I have had to fight off several, one of which I recorded over 1 million unique IPs, all random and coming out of nearly every Vietnam and Indonesian subnet, mostly residential. My site normally gets 5-10 requests per second and was now getting over 1000+ for 12-14 hours per day for 3 weeks straight. It always started at the same time of day, almost like it was on a timer. Luckily, that one all used a User Agent with the same old version of Chrome in the string and was easily blocked. But the attack continued even though every request was reporting 403 Forbidden back to them. So its like they weren't even paying attention to the data they were getting.

The next one was out of the same region but they randomized the User Agent, but still in a way that wasn't too difficult to filter out. Once they figured out to better replicate a real User Agent, then I had to resort to blocking the entire countries at the router.

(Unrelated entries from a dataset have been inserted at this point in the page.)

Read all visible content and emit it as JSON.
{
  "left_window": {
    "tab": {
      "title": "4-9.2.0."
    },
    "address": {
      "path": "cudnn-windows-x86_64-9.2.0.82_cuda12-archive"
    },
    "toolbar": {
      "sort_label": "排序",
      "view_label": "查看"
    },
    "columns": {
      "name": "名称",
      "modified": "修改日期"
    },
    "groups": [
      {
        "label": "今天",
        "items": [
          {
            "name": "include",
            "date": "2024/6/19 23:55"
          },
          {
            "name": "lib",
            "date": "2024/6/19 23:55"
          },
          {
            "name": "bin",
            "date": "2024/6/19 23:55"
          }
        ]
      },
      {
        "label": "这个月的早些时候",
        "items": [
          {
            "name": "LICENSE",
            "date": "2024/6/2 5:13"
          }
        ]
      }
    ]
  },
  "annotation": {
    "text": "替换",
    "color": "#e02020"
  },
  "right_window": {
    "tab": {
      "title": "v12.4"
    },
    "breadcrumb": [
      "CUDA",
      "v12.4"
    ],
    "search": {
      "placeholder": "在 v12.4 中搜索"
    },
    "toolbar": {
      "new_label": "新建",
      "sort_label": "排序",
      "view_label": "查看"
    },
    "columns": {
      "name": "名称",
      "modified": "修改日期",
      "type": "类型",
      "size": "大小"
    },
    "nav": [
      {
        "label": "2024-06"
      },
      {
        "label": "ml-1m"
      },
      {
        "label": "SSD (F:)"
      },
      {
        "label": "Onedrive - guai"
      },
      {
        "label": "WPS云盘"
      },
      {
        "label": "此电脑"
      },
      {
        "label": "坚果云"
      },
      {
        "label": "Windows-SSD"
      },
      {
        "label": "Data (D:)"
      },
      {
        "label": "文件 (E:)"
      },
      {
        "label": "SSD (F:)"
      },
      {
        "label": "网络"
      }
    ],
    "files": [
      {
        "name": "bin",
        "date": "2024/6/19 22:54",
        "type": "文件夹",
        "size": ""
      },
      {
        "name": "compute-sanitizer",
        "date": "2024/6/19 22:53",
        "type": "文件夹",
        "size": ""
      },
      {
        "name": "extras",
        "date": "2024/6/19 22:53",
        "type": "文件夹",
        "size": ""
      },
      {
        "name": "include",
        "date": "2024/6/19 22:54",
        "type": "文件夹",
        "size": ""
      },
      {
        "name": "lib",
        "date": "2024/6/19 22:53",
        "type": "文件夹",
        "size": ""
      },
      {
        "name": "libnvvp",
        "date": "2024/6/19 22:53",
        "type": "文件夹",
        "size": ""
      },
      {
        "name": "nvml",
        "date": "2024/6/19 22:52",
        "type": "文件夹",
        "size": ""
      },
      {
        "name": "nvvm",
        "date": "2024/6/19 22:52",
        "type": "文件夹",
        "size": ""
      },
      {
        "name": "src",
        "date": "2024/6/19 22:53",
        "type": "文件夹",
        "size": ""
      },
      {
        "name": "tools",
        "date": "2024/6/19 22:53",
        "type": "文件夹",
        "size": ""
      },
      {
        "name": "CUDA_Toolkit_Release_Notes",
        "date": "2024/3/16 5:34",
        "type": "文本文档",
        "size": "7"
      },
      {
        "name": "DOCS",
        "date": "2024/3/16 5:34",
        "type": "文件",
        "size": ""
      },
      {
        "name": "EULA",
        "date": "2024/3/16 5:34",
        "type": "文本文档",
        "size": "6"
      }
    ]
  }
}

Other attacks have been random IPs from all over the world, a mix of residential and cloud providers. Since then I have installed Anibus, and I haven't had a single issue.

Comment Yes (Score 1) 196

Ugh.. you wrote a lot of words, and I didn't really want to read all that, so I asked my friend, whom I call CG3P0, and he summarized it and said the answer to your question is Yes.

Comment Re:End of life (Score 1) 31

Exactly. And it should be pointed out, that the patches were only released to the Extended support repos, not to the default repos. I know plenty of people who are still running ESXi 6.7 because they don't feel the need to throw out perfectly good hardware to upgrade to 7/8 (most have updated VCenter at least) and they didn't get these patches.

Comment Silly things (Score 1) 192

Mostly by making it do silly things like
"Rewrite the lyrics to 'Welcome to the Jungle' to make it about an actual jungle"

other than that, I haven't found much good use for it. A friend of mine is using it to write a lot of technical docs for his Open Source project, and then he just goes behind it and cleans up and corrects any mistakes. Saves a good bit of typing.